Sunday, April 6th, 2008I was recently talking to a fellow who was befuddled by the female habit of going berserk when a man forgets her birthday, an anniversary, or Valentine’s Day, even if he was great to her every other day of the year.
I realized that, as a female, I was also befuddled by this. It really doesn’t make a lot of sense to get cheesed off at your man in these circumstances.
So what’s up with this behavior? I decided to put my noodle to work and see if I could figure out what the basis of this behavior.
It’s my experience that if you want to figure out the reason behind anything that people do, the best place to start is at the base instinct level. Even though we’re smarter than, say, a cat or dog, we’re basically running on the same software engine. We all share the same primal desire: survive and make more.
Now, humans are social animals by nature. Social animals depend on cooperation for survival, but there is also compromise and competition.
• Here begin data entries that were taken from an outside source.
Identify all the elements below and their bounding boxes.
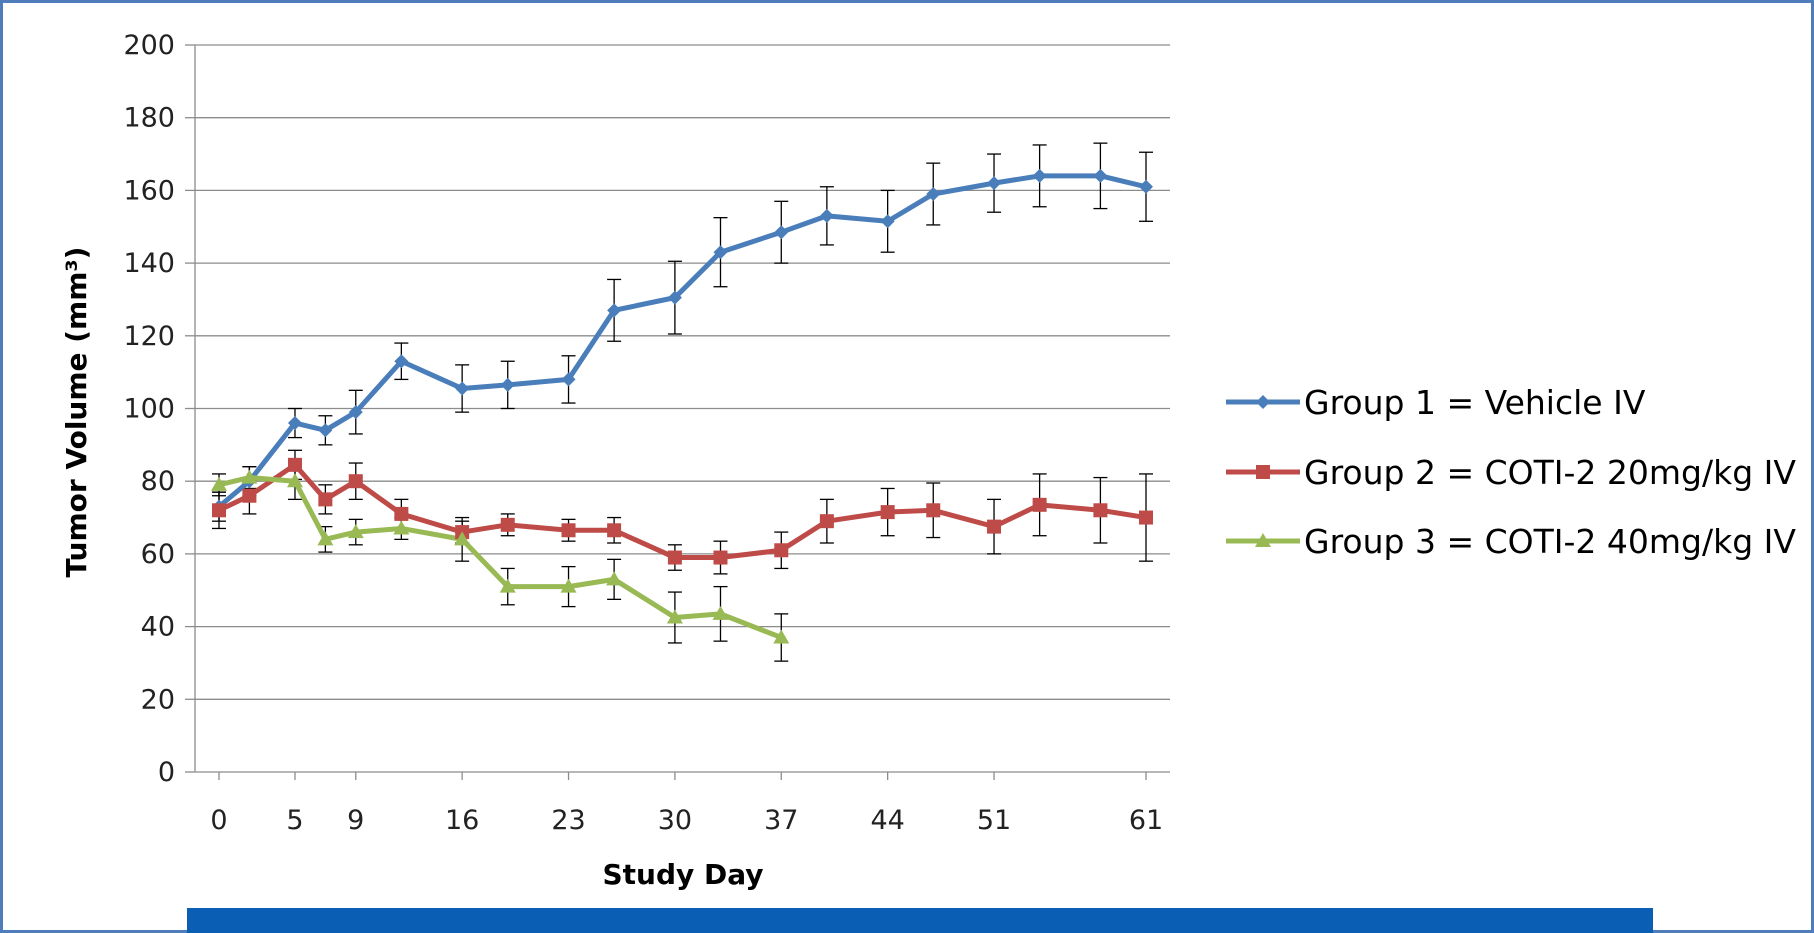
data-point-group-2 [212, 503, 226, 518]
series-lines [217, 173, 1147, 640]
data-point-group-1 [500, 377, 515, 392]
y-tick-label-40: 40 [141, 612, 175, 643]
x-tick-label-9: 9 [347, 805, 364, 836]
legend-marker-group-2 [1256, 465, 1270, 479]
x-tick-label-16: 16 [445, 805, 479, 836]
axes [185, 44, 1170, 780]
data-point-group-1 [713, 245, 728, 260]
data-point-group-3 [286, 473, 303, 488]
data-point-group-3 [211, 476, 227, 491]
legend-marker-shape [1256, 465, 1270, 479]
data-point-group-2 [561, 523, 576, 538]
y-tick-labels: 0 20 40 60 80 100 120 140 160 180 200 [123, 30, 175, 788]
x-axis-title: Study Day [602, 858, 763, 891]
data-point-group-2 [926, 503, 941, 518]
y-tick-label-160: 160 [123, 175, 175, 206]
data-point-group-1 [819, 208, 834, 223]
data-point-group-3 [773, 629, 790, 644]
y-tick-label-80: 80 [141, 466, 175, 497]
data-point-group-3 [606, 571, 623, 586]
y-tick-label-140: 140 [123, 248, 175, 279]
y-tick-label-180: 180 [123, 103, 175, 134]
data-point-group-1 [667, 290, 682, 305]
data-point-group-2 [713, 550, 728, 565]
data-point-group-2 [819, 514, 834, 529]
data-point-group-2 [774, 543, 789, 558]
data-point-group-1 [318, 423, 333, 438]
data-point-group-2 [1032, 497, 1047, 512]
gridlines [195, 44, 1170, 700]
x-tick-label-0: 0 [210, 805, 227, 836]
x-tick-label-23: 23 [551, 805, 585, 836]
data-point-group-3 [712, 605, 729, 620]
data-point-group-1 [1093, 168, 1108, 183]
data-point-group-1 [287, 416, 302, 431]
legend-label-group-1: Group 1 = Vehicle IV [1304, 383, 1646, 422]
x-tick-label-51: 51 [977, 805, 1011, 836]
data-point-group-3 [241, 469, 258, 484]
data-point-group-3 [499, 578, 516, 593]
legend-label-group-2: Group 2 = COTI-2 20mg/kg IV [1304, 453, 1796, 492]
y-tick-label-200: 200 [123, 30, 175, 61]
legend-marker-group-3 [1255, 533, 1271, 547]
data-point-group-2 [287, 457, 302, 472]
data-point-group-2 [348, 474, 363, 489]
data-point-group-3 [454, 531, 471, 546]
x-tick-label-61: 61 [1129, 805, 1163, 836]
legend-item-group-3: Group 3 = COTI-2 40mg/kg IV [1226, 522, 1796, 561]
data-point-group-3 [393, 520, 410, 535]
x-tick-label-30: 30 [658, 805, 692, 836]
legend-marker-group-1 [1256, 395, 1270, 409]
legend: Group 1 = Vehicle IV Group 2 = COTI-2 20… [1226, 383, 1796, 561]
data-point-group-1 [394, 354, 409, 369]
y-tick-label-120: 120 [123, 321, 175, 352]
data-point-group-2 [880, 505, 895, 520]
data-point-group-1 [880, 214, 895, 229]
data-point-group-2 [242, 488, 257, 503]
legend-marker-shape [1255, 533, 1271, 547]
data-point-group-2 [667, 550, 682, 565]
legend-marker-shape [1256, 395, 1270, 409]
data-point-group-2 [500, 517, 515, 532]
series-line-group-1 [217, 173, 1147, 509]
data-point-group-3 [317, 531, 334, 546]
y-tick-label-20: 20 [141, 684, 175, 715]
bottom-caption-bar [187, 908, 1653, 933]
x-tick-label-37: 37 [764, 805, 798, 836]
data-point-group-1 [774, 225, 789, 240]
data-point-group-1 [1139, 179, 1153, 194]
x-tick-label-44: 44 [870, 805, 904, 836]
data-point-group-3 [560, 578, 577, 593]
y-tick-label-0: 0 [158, 757, 175, 788]
data-point-group-3 [666, 609, 683, 624]
data-point-group-2 [607, 523, 622, 538]
y-tick-label-60: 60 [141, 539, 175, 570]
series-markers [211, 168, 1153, 644]
data-point-group-1 [348, 405, 363, 420]
data-point-group-1 [561, 372, 576, 387]
x-tick-label-5: 5 [286, 805, 303, 836]
legend-item-group-2: Group 2 = COTI-2 20mg/kg IV [1226, 453, 1796, 492]
data-point-group-1 [1032, 168, 1047, 183]
data-point-group-2 [1139, 510, 1153, 525]
data-point-group-1 [926, 187, 941, 202]
x-tick-labels: 0 5 9 16 23 30 37 44 51 61 [210, 805, 1163, 836]
data-point-group-2 [1093, 503, 1108, 518]
legend-item-group-1: Group 1 = Vehicle IV [1226, 383, 1646, 422]
y-axis-title: Tumor Volume (mm³) [60, 247, 93, 578]
legend-label-group-3: Group 3 = COTI-2 40mg/kg IV [1304, 522, 1796, 561]
data-point-group-1 [607, 303, 622, 318]
data-point-group-1 [455, 381, 470, 396]
y-tick-label-100: 100 [123, 394, 175, 425]
data-point-group-2 [987, 519, 1002, 534]
data-point-group-2 [394, 506, 409, 521]
error-bars [212, 142, 1153, 662]
data-point-group-3 [347, 524, 364, 539]
data-point-group-2 [318, 492, 333, 507]
data-point-group-1 [987, 176, 1002, 191]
In the case of human females, there is competition for males.
Natural selection favors the female who can keep her male’s attention, and by extension natural selection would also favor a female who is attentive to signs that her male’s attention may be on other things, enabling her to take action and do something.
Now, here comes the next part: social conditioning.
Most of us are conditioned from childhood to expect gifts on certain days. This practice has a positive effect: it reassures us that our friends and family care about us. (Care and cooperation is a big thing in social creatures.) If abused, however, it can leave us expecting a bit too much… but that’s another issue.
When someone gives us a gift, we often conclude that they care about us. When someone fails to get us a gift when we know from conditioning that they’re supposed to give us one to show that they care… well, what’s the first conclusion?
Now imagine yourself as a child. Your father has promised to bring you something that you really wanted when he comes home. Yet when he gets home, it turns out that he has forgotten about it. You feel hurt. By not delivering on an expected positive affirmation, he has delivered a negative affirmation.
The same type of thinking is likely what gets women so irritated when their significant others fail to deliver. By failing to present a positive affirmation when he is expected to, he unwittingly delivers a negative affirmation.